When we stepped out of the low opening of the hut and out into the dry morning air, the hot light of the sun flashed into our faces.

Journey’s end

My vision turned white for a moment while my eyes adjusted to the sudden flash. Halima walked past me carrying Umi down a sandy path on her way to our team’s makeshift treatment centre.

It’s a small room constructed of stick walls with corrugated aluminium sheets laid across the top for a ceiling. Here, Umi’s was weighed and measured according to our nutrition team’s routine of updating her progress.

Then Hassan opened a box – one of the boxes that we have been following since it left the UK nearly a month ago – and pulled out a foil pack of thick and nourishing high-nutrient peanut paste.

The box from the UK is opened

He cut off a corner, squeezed a dollop out onto Halima’s finger, and Halima put her finger to Umi’s mouth.

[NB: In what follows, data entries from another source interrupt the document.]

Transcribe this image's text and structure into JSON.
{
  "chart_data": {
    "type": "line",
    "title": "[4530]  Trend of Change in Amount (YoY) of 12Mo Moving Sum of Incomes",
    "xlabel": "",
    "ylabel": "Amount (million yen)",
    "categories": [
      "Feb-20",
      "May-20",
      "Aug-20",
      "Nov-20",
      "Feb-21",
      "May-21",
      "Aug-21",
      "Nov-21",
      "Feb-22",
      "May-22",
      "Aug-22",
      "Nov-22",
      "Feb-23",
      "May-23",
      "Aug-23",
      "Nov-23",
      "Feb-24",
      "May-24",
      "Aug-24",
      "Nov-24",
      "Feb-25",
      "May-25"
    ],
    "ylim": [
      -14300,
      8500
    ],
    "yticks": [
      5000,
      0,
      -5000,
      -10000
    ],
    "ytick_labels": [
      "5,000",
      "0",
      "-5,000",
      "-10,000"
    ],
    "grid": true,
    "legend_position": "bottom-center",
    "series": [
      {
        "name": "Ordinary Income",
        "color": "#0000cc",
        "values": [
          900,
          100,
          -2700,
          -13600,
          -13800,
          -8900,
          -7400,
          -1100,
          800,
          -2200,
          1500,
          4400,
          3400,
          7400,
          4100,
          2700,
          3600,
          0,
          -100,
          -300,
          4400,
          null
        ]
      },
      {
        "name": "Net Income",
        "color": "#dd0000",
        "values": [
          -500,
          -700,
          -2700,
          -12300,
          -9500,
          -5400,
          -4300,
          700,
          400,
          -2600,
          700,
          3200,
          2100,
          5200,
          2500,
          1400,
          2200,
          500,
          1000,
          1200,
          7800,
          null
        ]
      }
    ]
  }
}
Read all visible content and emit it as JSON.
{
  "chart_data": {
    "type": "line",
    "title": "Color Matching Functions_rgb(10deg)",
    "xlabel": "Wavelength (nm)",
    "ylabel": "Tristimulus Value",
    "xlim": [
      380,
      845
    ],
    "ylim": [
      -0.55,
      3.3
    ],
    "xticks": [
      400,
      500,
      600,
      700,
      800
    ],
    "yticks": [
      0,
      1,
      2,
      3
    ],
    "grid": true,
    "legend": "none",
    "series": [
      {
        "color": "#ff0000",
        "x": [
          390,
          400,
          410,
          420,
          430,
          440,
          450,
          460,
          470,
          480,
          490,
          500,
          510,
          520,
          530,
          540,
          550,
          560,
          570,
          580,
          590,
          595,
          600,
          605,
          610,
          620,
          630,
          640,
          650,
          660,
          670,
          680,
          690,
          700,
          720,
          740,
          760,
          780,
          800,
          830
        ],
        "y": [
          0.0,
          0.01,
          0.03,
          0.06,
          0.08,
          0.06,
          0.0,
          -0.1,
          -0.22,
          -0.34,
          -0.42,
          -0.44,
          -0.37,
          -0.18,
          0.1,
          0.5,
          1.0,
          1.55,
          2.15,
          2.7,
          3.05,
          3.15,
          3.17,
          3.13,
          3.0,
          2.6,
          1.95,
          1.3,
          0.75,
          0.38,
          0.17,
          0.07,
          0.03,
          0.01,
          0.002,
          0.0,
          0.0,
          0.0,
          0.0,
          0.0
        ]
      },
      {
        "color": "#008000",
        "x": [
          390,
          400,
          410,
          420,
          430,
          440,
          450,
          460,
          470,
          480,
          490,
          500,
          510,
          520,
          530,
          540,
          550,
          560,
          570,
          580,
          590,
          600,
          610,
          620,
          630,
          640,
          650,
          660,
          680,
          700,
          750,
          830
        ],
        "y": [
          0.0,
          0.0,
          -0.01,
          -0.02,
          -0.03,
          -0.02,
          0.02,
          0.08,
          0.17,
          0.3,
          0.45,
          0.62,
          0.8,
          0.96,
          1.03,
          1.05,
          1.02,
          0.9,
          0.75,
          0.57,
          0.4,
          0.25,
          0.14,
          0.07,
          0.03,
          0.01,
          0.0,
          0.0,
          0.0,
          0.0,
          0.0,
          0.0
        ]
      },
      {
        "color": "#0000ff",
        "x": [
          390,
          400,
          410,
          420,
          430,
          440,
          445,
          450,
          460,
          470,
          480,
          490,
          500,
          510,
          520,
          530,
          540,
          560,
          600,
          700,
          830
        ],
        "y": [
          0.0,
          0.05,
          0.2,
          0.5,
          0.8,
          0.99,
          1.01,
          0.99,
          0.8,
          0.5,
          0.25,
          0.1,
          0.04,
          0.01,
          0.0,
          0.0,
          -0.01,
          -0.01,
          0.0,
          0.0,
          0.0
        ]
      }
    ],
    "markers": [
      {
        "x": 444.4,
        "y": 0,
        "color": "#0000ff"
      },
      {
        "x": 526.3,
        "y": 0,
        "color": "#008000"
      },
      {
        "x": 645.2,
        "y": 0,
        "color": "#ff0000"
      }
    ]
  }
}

Umi’s eyes opened wide as she gobbled down the sweet food behind her toothless gums. A tangible calm came over her as, over the course of the next half hour, she steadily swallowed the entire contents of the package.

Come back to life

Day after day for six weeks since she had been discharged from the hospital, this therapeutic food has been helping her gain weight, stay nourished, and come back to life.

Our team filled a bag with enough rations for another week as Halima sat holding and feeding her baby – a quiet joy passing between her and her daughter.

This was the moment we had travelled all the way across the country to witness, and this was the reason the food had travelled all the way across the world to be here.